The Latest Case of Ethanol Fraud

The Environmental Protection Agency (EPA) has accused another biofuel company of generating and selling fraudulent Renewable Identification Numbers (RINs), marking the fourth case of RIN fraud since the federal ethanol mandate was passed in 2005.

A RIN is a string of numbers used for identification when the ethanol industry produces a gallon of ethanol. Refiners acquire RINs as proof of purchase when they buy ethanol from producers, as required by federal law. These RINs—a creation of government regulation—have no intrinsic value other than to demonstrate compliance with the federal ethanol mandate, making them ripe for abuse.

Which is exactly what has happened. In a notice of violation issued on December 18, EPA claims that e-Biofuels, LLC, a subsidiary of Imperial Petroleum, Inc., generated and sold more than 33.5 million invalid biodiesel RINs between July 2010 and June 2011. EPA claims the company never produced the biodiesel.
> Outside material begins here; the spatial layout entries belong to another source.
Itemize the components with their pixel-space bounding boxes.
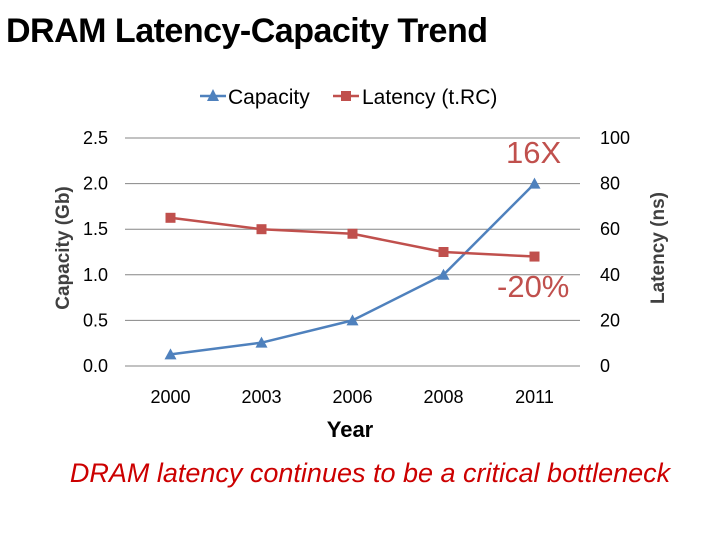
legend-capacity-label: Capacity <box>228 86 310 109</box>
annotation-minus-20-percent: -20% <box>497 269 569 304</box>
series-group <box>164 177 541 360</box>
slide-title: DRAM Latency-Capacity Trend <box>6 12 488 50</box>
x-axis-ticks: 2000 2003 2006 2008 2011 <box>150 387 553 407</box>
x-axis-tick-label: 2008 <box>423 387 463 407</box>
latency-point <box>438 247 449 257</box>
right-axis-tick-label: 80 <box>600 174 620 194</box>
latency-point <box>529 251 540 262</box>
capacity-point <box>437 268 450 280</box>
x-axis-tick-label: 2003 <box>241 387 281 407</box>
capacity-point <box>346 314 359 326</box>
capacity-point <box>255 336 268 348</box>
latency-point <box>165 212 176 223</box>
left-axis-tick-label: 2.5 <box>83 128 108 148</box>
right-axis-tick-label: 40 <box>600 265 620 285</box>
annotation-16x: 16X <box>506 135 561 170</box>
latency-point <box>256 224 267 235</box>
left-axis-tick-label: 1.5 <box>83 219 108 239</box>
left-axis-tick-label: 2.0 <box>83 174 108 194</box>
slide-caption: DRAM latency continues to be a critical … <box>69 458 671 488</box>
left-axis-tick-label: 1.0 <box>83 265 108 285</box>
capacity-point <box>164 348 177 360</box>
right-axis-ticks: 0 20 40 60 80 100 <box>600 128 630 376</box>
x-axis-title: Year <box>327 417 374 442</box>
left-axis-tick-label: 0.0 <box>83 356 108 376</box>
left-axis-ticks: 0.0 0.5 1.0 1.5 2.0 2.5 <box>83 128 108 376</box>
series-line-triangle <box>170 182 536 356</box>
right-axis-tick-label: 0 <box>600 356 610 376</box>
legend: Capacity Latency (t.RC) <box>200 86 497 109</box>
gridlines <box>125 137 580 367</box>
capacity-point <box>528 177 541 189</box>
legend-latency-marker <box>341 91 351 101</box>
right-axis-tick-label: 20 <box>600 310 620 330</box>
x-axis-tick-label: 2006 <box>332 387 372 407</box>
latency-point <box>347 228 358 239</box>
x-axis-tick-label: 2000 <box>150 387 190 407</box>
left-axis-tick-label: 0.5 <box>83 310 108 330</box>
right-axis-tick-label: 100 <box>600 128 630 148</box>
right-axis-title: Latency (ns) <box>648 192 669 304</box>
legend-latency-label: Latency (t.RC) <box>362 86 497 109</box>
left-axis-title: Capacity (Gb) <box>53 186 74 310</box>
legend-capacity-marker <box>207 89 219 101</box>
right-axis-tick-label: 60 <box>600 219 620 239</box>
x-axis-tick-label: 2011 <box>515 387 554 407</box>
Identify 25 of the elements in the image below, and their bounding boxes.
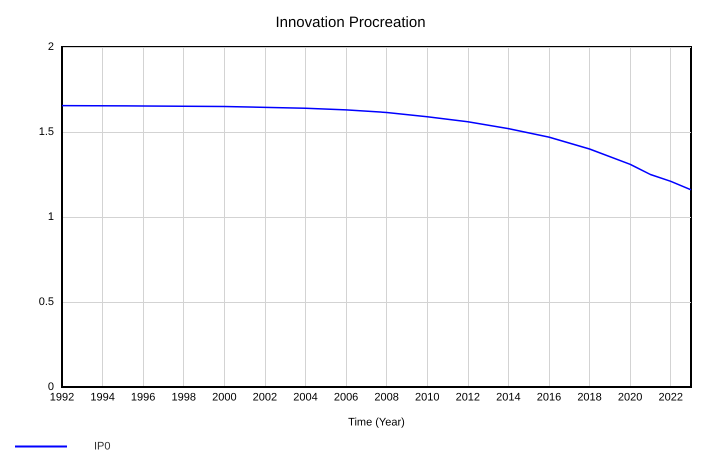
text: IP0 [94, 440, 111, 452]
x-tick-label: 2020 [618, 392, 642, 404]
x-tick-label: 2014 [496, 392, 521, 404]
x-tick-label: 2010 [414, 392, 440, 404]
x-tick-label: 2002 [252, 392, 278, 404]
chart-title: Innovation Procreation [275, 14, 426, 31]
x-axis-title: Time (Year) [348, 416, 405, 428]
x-tick-label: 1998 [172, 392, 196, 404]
x-tick-label: 1994 [90, 392, 115, 404]
x-tick-label: 1992 [50, 392, 74, 404]
x-tick-label: 2022 [658, 392, 683, 404]
x-tick-label: 1996 [130, 392, 156, 404]
x-tick-label: 2008 [374, 392, 399, 404]
y-tick-label: 1.5 [38, 126, 54, 138]
y-tick-label: 1 [48, 211, 54, 223]
x-tick-label: 2016 [536, 392, 562, 404]
x-tick-label: 2012 [456, 392, 480, 404]
line-series [61, 104, 692, 191]
x-tick-label: 2018 [577, 392, 602, 404]
y-tick-label: 2 [48, 41, 54, 53]
x-tick-label: 2006 [334, 392, 358, 404]
y-tick-label: 0 [48, 381, 54, 393]
x-tick-label: 2004 [293, 392, 318, 404]
y-tick-label: 0.5 [38, 296, 54, 308]
x-tick-label: 2000 [212, 392, 237, 404]
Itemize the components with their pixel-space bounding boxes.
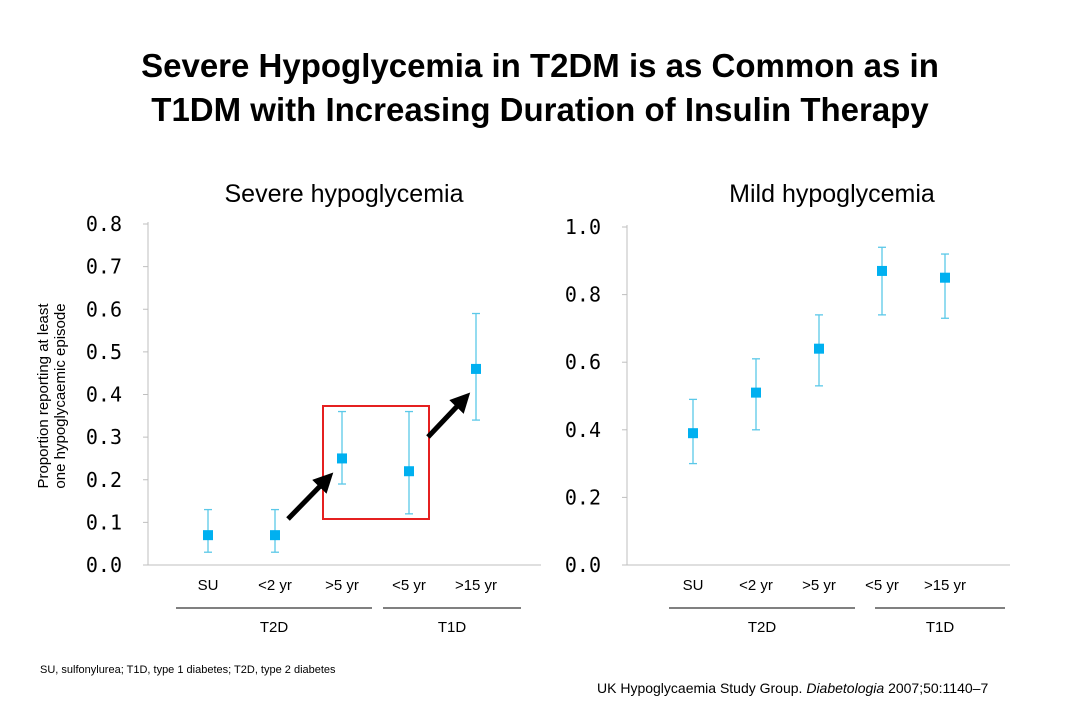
mild-y-tick-label: 0.0 — [565, 553, 601, 577]
severe-category-label: <5 yr — [392, 577, 426, 594]
arrow-to-gt15yr — [426, 392, 471, 439]
mild-data-point — [877, 265, 887, 276]
severe-data-point — [471, 363, 481, 374]
arrow-to-gt5yr — [286, 472, 334, 521]
mild-data-point — [751, 387, 761, 398]
severe-data-point — [404, 466, 414, 477]
mild-data-point — [814, 343, 824, 354]
mild-data-point — [688, 428, 698, 439]
mild-chart-title: Mild hypoglycemia — [729, 180, 935, 208]
citation: UK Hypoglycaemia Study Group. Diabetolog… — [597, 680, 988, 696]
mild-y-tick-label: 0.2 — [565, 485, 601, 509]
severe-y-axis-title-line-1: Proportion reporting at least — [35, 303, 52, 489]
mild-group-label: T1D — [926, 619, 955, 636]
mild-category-label: SU — [683, 577, 704, 594]
footnote: SU, sulfonylurea; T1D, type 1 diabetes; … — [40, 664, 336, 676]
slide-title-line-2: T1DM with Increasing Duration of Insulin… — [151, 91, 929, 128]
slide-title-line-1: Severe Hypoglycemia in T2DM is as Common… — [141, 47, 939, 84]
severe-group-label: T2D — [260, 619, 289, 636]
citation-authors: UK Hypoglycaemia Study Group. — [597, 680, 803, 696]
mild-y-tick-label: 1.0 — [565, 215, 601, 239]
mild-y-tick-label: 0.6 — [565, 350, 601, 374]
mild-y-tick-label: 0.4 — [565, 418, 601, 442]
severe-data-point — [337, 453, 347, 464]
severe-y-axis-title: Proportion reporting at leastone hypogly… — [35, 303, 69, 489]
severe-y-tick-label: 0.0 — [86, 553, 122, 577]
severe-chart-title: Severe hypoglycemia — [224, 180, 463, 208]
severe-category-label: >5 yr — [325, 577, 359, 594]
severe-data-point — [270, 530, 280, 541]
severe-data-point — [203, 530, 213, 541]
severe-category-label: >15 yr — [455, 577, 497, 594]
severe-y-tick-label: 0.7 — [86, 255, 122, 279]
mild-category-label: <5 yr — [865, 577, 899, 594]
mild-category-label: >5 yr — [802, 577, 836, 594]
highlight-box — [322, 405, 430, 520]
severe-y-tick-label: 0.3 — [86, 425, 122, 449]
severe-category-label: SU — [198, 577, 219, 594]
mild-category-label: <2 yr — [739, 577, 773, 594]
slide-title: Severe Hypoglycemia in T2DM is as Common… — [40, 44, 1040, 132]
severe-y-axis-title-line-2: one hypoglycaemic episode — [52, 303, 69, 488]
mild-group-label: T2D — [748, 619, 777, 636]
severe-y-tick-label: 0.2 — [86, 468, 122, 492]
severe-y-tick-label: 0.5 — [86, 340, 122, 364]
mild-category-label: >15 yr — [924, 577, 966, 594]
severe-category-label: <2 yr — [258, 577, 292, 594]
severe-group-label: T1D — [438, 619, 467, 636]
severe-y-tick-label: 0.4 — [86, 383, 122, 407]
severe-y-tick-label: 0.6 — [86, 297, 122, 321]
citation-journal: Diabetologia — [806, 680, 885, 696]
citation-details: 2007;50:1140–7 — [888, 680, 989, 696]
severe-y-tick-label: 0.1 — [86, 510, 122, 534]
severe-y-tick-label: 0.8 — [86, 212, 122, 236]
mild-y-tick-label: 0.8 — [565, 283, 601, 307]
mild-data-point — [940, 272, 950, 283]
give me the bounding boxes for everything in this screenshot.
The Renewable Fuel Standard (RFS) requires refiners to purchase and blend increasing amounts of biofuels into gasoline. Refiners who unknowingly purchase fraudulent RINs, which are required to demonstrate compliance with the biofuel mandate, can be held financially responsible for the illegal activity of biofuel producers. As Charles Drevna, president of the American Fuel & Petrochemical Manufacturers (AFPM), explains:

EPA unfortunately continues to hold obligated parties responsible for illegal activities perpetrated by biodiesel producers such as E-Biofuels. Following the EPA’s initial imposition of penalties against obligated parties who innocently relied upon buying government-mandated quantities of biodiesel from EPA-registered producers on an EPA-controlled trading system, the industry developed due diligence programs designed to reduce the risk of purchasing fraudulent RINs. In the absence of an EPA-approved affirmative defense tied to reasonable due diligence standards, the industry remains unfairly exposed to a system that actually penalizes the victim of fraud rather than focusing on the perpetrator of the crime. This most recent indictment increases the total number of invalid RINs to over 170 million.

EPA has entered settlement agreements with numerous refiners who were sold invalid RINs, many of which require refiners to pay significant civil penalties simply for trying to comply with federal law. Refiners have also been fined for failing to purchase and blend cellulosic biofuels, even though none existed at the time.

This latest violation comes after the U.S. Justice Department indicted in September six individuals, including four executives at e-Biofuels, on 88 counts including wire fraud, money laundering, and securities fraud for selling invalid biodiesel RINs. According to the indictment, e-Biofuels defrauded customers out of more than $55 million while the company collected as much as $35 million in federal tax credits. The Justice Department called it “the largest tax and securities fraud scheme in Indiana history.”

Other alleged violators include Green Diesel, LLC, Absolute Fuels, LLC, and Clean Green Fuels, LLC. These three companies are accused of generating and selling more than 140 million RINs for biodiesel that was never produced. Officials at Absolute Fuels and Clean Green Fuels were sentenced to prison and ordered to pay restitution for their crimes.

The latest RIN fraud case provides further evidence that the federal ethanol mandate is fundamentally flawed. Under the RFS, refiners can be fined either for purchasing RINs that they did not know were invalid or for failing to purchase fuels that do not exist. This creates a lose-lose scenario for refiners who are simply trying to comply with federal law. The only permanent solution is for Congress to repeal the RFS.

IER Policy Associate Alex Fitzsimmons authored this post.